This fascinating book charts the many ways artists have represented the passionate bonds that shape human life—from sacred devotion to erotic desire.
Transporting readers across centuries and cultures, this volume pairs fifty artworks with brief, incisive essays that consider how love has been pictured, interpreted, and expressed in different media.
Each entry examines a single work—ranging from early religious icons and Renaissance portraits to ornate Rococo scenes, modernist experimentations, and contemporary provocations—and reflects on the atmosphere, symbolism, and cultural setting of each artwork. Moving through many registers of affection—fidelity, enchantment, longing, sensual pleasure, heartbreak, and transcendence—the selections unfold as a sequence of intimate encounters.

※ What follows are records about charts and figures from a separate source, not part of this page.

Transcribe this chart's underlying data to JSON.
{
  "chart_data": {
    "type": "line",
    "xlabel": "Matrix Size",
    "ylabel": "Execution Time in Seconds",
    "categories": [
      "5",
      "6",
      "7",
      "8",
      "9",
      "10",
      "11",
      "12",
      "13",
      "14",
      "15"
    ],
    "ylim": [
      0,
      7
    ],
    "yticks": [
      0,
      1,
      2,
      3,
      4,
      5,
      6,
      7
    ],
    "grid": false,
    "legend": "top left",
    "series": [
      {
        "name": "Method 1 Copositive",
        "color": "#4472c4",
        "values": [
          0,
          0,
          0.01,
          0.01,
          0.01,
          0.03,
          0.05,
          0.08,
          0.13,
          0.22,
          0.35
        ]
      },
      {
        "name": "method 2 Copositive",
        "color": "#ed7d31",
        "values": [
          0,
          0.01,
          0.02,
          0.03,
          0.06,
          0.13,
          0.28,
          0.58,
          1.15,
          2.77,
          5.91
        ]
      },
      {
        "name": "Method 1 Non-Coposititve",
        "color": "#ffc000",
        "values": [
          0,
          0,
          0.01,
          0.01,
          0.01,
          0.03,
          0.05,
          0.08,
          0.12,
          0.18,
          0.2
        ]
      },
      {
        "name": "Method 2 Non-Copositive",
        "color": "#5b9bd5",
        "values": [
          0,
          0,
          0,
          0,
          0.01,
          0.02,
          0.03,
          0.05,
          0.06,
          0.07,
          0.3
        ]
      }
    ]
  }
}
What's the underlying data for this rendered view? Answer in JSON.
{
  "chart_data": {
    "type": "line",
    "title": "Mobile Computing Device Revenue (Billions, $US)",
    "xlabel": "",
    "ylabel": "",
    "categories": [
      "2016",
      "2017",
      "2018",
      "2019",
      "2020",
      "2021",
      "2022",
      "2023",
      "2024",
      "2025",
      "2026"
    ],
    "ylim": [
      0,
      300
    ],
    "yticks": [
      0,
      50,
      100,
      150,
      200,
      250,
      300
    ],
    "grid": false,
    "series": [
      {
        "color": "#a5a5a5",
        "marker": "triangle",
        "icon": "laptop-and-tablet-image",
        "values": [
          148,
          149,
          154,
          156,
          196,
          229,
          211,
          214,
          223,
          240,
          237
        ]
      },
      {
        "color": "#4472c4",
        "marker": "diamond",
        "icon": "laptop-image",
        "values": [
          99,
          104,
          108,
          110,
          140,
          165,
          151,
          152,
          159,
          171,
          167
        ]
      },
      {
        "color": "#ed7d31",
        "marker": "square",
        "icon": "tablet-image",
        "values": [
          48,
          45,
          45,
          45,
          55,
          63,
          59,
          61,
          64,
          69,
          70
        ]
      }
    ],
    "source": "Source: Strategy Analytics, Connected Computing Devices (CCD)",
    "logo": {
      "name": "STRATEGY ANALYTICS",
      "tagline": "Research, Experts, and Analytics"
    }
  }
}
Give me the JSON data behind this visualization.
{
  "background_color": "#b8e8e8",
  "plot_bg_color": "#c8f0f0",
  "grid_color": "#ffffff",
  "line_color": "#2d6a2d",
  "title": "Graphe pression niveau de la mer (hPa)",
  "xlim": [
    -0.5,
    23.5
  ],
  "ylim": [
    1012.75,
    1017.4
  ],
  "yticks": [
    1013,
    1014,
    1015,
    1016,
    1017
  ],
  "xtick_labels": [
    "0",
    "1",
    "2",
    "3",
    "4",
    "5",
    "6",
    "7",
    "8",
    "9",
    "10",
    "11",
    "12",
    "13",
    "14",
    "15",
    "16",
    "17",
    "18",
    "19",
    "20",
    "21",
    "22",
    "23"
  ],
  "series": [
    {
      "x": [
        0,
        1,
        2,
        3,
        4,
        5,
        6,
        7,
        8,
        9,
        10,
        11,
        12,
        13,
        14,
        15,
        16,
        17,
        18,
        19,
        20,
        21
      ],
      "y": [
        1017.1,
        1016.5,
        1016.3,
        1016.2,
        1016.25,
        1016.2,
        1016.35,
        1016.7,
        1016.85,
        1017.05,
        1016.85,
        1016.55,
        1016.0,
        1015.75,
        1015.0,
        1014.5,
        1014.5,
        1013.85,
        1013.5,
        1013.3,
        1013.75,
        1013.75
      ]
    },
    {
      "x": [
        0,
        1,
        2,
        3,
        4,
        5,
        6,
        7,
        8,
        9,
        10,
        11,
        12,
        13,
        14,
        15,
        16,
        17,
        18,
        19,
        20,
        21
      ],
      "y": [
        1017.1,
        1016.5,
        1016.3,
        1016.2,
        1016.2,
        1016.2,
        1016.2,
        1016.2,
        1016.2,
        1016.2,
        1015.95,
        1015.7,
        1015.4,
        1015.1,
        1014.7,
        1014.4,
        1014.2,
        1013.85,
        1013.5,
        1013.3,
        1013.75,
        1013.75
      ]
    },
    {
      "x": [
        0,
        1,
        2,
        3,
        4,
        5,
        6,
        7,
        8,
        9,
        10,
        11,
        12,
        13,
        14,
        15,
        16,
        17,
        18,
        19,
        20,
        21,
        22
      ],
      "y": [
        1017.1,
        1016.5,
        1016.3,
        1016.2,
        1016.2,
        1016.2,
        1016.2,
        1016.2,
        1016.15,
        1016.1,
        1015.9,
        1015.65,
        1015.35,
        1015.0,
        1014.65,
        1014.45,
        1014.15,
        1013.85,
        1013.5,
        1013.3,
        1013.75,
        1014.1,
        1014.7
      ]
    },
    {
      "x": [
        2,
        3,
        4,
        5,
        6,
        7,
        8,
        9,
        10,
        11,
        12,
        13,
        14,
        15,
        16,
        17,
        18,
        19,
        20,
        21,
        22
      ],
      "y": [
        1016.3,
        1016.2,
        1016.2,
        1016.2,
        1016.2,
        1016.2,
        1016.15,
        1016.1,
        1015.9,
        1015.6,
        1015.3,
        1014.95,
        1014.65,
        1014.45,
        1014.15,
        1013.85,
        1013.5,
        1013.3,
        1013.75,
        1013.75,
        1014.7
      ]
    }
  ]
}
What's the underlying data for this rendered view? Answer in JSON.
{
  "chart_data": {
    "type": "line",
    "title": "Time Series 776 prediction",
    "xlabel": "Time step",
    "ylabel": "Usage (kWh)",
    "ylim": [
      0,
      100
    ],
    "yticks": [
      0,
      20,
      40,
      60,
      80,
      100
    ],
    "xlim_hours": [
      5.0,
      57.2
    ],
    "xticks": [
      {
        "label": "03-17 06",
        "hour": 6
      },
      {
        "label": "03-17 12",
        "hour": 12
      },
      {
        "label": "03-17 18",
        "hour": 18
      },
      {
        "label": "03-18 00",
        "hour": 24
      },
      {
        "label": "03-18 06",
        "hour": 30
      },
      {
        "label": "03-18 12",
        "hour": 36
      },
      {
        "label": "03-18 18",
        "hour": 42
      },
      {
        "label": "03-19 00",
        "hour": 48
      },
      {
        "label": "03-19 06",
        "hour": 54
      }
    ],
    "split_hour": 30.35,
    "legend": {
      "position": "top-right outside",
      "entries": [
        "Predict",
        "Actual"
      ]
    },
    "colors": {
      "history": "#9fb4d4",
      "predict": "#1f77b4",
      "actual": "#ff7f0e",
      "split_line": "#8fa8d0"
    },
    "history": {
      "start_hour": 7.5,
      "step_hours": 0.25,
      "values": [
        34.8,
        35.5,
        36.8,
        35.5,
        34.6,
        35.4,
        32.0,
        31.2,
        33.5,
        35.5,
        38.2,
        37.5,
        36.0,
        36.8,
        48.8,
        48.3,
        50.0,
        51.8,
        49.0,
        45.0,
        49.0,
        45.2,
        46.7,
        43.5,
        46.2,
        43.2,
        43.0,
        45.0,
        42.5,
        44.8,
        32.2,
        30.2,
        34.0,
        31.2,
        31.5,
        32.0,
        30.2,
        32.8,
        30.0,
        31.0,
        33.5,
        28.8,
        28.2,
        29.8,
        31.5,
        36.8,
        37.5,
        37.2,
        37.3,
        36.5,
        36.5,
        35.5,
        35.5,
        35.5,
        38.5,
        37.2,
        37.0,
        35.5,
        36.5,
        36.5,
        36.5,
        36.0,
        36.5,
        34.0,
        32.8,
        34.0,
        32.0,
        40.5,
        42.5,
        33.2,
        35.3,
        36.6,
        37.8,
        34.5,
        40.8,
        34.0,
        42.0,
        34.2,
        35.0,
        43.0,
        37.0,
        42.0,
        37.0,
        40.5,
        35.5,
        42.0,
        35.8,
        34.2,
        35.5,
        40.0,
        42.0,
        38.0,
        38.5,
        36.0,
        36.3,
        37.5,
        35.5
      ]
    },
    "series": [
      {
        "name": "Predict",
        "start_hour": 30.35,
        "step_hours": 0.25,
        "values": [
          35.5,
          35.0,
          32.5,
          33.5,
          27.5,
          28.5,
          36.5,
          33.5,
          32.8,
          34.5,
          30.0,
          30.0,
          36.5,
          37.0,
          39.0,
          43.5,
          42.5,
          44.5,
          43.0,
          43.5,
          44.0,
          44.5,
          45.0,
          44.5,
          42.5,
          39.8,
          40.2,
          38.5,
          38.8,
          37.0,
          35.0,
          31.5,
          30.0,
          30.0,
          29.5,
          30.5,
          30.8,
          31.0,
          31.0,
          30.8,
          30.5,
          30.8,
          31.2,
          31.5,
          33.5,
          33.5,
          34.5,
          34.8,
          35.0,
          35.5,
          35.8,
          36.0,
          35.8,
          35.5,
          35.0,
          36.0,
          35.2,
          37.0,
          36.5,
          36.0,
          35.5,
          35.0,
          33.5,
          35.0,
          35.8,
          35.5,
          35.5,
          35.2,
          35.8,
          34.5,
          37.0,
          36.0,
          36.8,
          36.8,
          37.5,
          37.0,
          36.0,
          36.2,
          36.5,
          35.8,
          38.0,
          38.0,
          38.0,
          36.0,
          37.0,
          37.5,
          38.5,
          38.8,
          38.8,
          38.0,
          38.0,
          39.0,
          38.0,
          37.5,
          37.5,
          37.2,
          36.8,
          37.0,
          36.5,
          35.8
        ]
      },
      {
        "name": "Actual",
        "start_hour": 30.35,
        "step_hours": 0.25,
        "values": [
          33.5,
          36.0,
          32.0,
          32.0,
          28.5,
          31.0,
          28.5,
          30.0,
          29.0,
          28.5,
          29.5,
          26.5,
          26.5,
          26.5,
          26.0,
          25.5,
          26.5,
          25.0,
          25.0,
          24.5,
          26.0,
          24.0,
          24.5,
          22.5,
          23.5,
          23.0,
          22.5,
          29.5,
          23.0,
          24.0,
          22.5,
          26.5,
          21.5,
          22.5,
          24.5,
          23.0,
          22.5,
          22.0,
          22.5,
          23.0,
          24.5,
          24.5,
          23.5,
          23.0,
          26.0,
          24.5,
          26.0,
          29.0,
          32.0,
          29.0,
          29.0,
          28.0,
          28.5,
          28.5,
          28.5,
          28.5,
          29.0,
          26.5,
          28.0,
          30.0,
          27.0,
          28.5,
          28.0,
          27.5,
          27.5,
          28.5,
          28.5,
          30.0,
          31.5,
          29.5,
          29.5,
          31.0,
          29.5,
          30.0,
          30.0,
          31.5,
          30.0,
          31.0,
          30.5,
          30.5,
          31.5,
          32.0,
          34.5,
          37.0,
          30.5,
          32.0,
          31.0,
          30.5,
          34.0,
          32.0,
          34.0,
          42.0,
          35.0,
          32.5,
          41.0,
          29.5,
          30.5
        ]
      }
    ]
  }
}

Readers are invited to consider a garden scene by Renoir, a Rococo tableau from Fragonard’s Progress of Love series, Bronzino’s charged allegory of Venus and Cupid, and Jan van Eyck’s Arnolfini Portrait, alongside masterpieces by Rodin, Klimt, Picasso, Chagall, Kahlo, and Abramović—as well as many other artists whose works deepen and complicate the book’s exploration of humanity’s most powerful emotion.
Impeccably produced and extensively illustrated, this exquisite volume offers a layered study of love’s complexity, revealing how artists working in many forms have given shape to an emotion that is universal, elusive, and continually reinterpreted.